DAMAS: La Syrie a annoncé jeudi avoir déjoué une tentative de faire passer des armes destinées au Hezbollah pro-iranien au Liban, dont des missiles, via sa frontière avec l'Irak.

"Les unités spécialisées ont déjoué une tentative d'introduction d'une cargaison d'armes sophistiquées et de missiles via la frontière syro-irakienne", a indiqué une source du ministère de l'Intérieur, citée par l'agence officielle Sana.

"Les premières investigations ont établi que la cargaison était destinée à transiter par la Syrie au profit de la milice terroriste du Hezbollah", a ajouté cette source.
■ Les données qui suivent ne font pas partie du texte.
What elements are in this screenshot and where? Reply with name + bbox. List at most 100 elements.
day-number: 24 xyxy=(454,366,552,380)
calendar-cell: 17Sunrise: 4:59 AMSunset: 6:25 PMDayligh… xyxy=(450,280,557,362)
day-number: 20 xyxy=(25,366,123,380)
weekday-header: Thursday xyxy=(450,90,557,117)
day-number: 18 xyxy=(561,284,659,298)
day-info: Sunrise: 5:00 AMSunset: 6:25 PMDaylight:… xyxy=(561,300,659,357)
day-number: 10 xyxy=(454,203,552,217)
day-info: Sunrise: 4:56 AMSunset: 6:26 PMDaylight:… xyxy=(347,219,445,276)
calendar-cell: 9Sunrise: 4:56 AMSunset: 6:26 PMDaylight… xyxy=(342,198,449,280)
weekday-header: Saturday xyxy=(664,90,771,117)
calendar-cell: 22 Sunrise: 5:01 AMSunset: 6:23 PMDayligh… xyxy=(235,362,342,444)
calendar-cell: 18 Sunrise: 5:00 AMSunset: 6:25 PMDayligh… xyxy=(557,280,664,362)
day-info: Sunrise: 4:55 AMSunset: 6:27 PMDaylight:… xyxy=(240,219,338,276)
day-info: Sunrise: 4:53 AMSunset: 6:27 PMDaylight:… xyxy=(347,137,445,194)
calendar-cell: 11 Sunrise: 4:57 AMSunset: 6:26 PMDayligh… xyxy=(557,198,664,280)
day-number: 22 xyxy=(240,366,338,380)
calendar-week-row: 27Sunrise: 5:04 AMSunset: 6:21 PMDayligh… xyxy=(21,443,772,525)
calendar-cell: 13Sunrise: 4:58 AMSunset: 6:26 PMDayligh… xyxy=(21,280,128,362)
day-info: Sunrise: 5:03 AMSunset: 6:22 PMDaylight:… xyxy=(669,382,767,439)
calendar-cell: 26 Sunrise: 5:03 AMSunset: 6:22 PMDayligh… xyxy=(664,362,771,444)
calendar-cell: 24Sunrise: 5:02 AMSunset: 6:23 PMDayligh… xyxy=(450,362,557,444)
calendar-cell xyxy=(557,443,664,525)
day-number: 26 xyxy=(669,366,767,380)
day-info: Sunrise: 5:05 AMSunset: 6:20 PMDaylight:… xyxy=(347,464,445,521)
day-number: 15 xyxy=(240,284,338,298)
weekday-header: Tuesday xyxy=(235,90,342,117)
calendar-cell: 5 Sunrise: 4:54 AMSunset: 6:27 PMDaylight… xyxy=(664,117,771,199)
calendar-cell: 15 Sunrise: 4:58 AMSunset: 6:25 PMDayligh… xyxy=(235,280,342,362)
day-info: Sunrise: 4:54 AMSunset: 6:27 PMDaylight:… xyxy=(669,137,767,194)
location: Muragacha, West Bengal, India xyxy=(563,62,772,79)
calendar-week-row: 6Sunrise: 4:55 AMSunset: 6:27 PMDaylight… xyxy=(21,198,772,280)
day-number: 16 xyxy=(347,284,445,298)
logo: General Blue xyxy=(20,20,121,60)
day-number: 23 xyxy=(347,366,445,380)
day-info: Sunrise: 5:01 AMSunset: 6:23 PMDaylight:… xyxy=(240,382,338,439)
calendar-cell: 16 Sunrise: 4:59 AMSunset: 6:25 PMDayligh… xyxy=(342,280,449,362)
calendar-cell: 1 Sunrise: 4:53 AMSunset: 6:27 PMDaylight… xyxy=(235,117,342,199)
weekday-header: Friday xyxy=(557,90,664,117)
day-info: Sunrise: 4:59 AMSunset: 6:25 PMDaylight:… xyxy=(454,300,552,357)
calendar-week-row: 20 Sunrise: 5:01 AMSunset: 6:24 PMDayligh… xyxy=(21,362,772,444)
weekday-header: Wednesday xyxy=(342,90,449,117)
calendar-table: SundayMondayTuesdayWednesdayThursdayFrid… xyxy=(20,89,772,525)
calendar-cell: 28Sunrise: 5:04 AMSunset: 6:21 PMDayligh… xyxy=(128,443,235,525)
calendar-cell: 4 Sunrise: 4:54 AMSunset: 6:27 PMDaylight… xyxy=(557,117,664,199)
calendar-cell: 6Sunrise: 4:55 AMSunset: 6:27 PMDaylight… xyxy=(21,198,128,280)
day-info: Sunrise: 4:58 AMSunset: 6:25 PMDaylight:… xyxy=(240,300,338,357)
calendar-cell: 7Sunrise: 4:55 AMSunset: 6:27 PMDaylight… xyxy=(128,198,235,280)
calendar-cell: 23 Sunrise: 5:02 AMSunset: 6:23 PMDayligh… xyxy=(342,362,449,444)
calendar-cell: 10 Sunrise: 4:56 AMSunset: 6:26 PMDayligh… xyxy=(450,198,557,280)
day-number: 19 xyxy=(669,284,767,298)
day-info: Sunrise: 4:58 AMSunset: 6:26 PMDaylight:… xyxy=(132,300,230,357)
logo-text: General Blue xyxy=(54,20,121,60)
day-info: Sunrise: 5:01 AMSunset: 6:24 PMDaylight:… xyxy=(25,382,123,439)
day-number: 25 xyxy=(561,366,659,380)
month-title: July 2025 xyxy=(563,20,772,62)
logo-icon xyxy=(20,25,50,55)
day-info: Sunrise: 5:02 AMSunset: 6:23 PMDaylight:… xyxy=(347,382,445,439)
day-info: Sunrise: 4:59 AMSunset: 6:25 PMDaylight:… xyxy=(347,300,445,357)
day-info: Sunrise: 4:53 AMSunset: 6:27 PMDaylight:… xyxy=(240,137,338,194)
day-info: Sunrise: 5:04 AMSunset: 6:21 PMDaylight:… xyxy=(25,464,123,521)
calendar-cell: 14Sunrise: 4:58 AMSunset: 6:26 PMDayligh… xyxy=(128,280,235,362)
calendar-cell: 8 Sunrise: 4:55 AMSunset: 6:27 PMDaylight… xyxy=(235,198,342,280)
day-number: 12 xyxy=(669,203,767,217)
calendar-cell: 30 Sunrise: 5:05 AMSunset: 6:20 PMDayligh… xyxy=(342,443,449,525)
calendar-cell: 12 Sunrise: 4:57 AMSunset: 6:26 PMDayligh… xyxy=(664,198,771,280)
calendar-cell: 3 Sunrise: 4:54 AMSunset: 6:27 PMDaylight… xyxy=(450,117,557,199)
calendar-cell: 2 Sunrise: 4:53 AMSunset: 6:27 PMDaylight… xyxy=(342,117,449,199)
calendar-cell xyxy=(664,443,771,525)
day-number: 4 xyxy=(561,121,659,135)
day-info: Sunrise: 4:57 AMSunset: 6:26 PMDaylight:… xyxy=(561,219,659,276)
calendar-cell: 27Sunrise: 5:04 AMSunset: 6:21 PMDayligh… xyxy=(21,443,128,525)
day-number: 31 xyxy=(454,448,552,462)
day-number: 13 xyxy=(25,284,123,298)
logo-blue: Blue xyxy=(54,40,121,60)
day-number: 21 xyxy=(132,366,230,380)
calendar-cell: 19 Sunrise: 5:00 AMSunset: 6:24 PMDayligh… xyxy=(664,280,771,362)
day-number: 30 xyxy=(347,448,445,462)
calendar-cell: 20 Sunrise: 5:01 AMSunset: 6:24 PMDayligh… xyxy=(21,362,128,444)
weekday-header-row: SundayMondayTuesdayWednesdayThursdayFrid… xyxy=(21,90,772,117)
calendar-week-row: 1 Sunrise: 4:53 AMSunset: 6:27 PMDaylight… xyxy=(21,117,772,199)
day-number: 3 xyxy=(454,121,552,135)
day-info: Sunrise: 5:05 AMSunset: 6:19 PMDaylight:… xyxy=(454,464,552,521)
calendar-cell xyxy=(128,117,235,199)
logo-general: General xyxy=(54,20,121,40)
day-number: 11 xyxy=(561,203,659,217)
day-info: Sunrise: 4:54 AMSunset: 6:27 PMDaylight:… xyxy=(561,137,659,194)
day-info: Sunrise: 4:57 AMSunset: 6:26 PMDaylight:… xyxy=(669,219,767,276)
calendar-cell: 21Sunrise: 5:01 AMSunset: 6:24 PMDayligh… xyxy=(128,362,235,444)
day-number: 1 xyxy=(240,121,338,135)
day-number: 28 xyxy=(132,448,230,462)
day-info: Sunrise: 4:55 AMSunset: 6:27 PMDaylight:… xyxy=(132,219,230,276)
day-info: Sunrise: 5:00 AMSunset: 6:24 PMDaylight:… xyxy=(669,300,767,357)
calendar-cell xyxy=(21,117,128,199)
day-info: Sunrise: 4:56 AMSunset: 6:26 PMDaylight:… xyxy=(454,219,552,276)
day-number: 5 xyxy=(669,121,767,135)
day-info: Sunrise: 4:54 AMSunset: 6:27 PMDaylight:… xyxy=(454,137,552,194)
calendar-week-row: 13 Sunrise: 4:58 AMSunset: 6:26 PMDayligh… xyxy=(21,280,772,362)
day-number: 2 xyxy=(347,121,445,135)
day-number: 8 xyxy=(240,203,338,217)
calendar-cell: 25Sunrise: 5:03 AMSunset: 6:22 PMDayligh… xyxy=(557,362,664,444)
Le pouvoir syrien est hostile au Hezbollah, allié du président déchu Bachar al-Assad.

Il a annoncé à plusieurs reprises avoir saisi des armes destinées au mouvement pro-iranien près de la frontière libanaise, mais c'est la première fois qu'il mentionne la frontière avec l'Irak.

Cette annonce intervient alors que le président américain Donald Trump met la pression sur la Syrie pour qu'elle intervienne au Liban contre le Hezbollah.

Depuis qu'une coalition islamiste a pris le pouvoir en Syrie en 2024, les autorités ont affirmé avoir démantelé des cellules liées à la formation pro-iranienne qui préparaient des attentats en Syrie, mais le Hezbollah a toujours démenti.

Le groupe est affaibli par la nouvelle guerre qu'il a menée contre Israël depuis mars pour soutenir l'Iran.

Le président syrien Ahmad al-Chareh dit refuser d'intervenir militairement au Liban contre le Hezbollah, comme l'a suggéré à plusieurs reprises Donald Trump.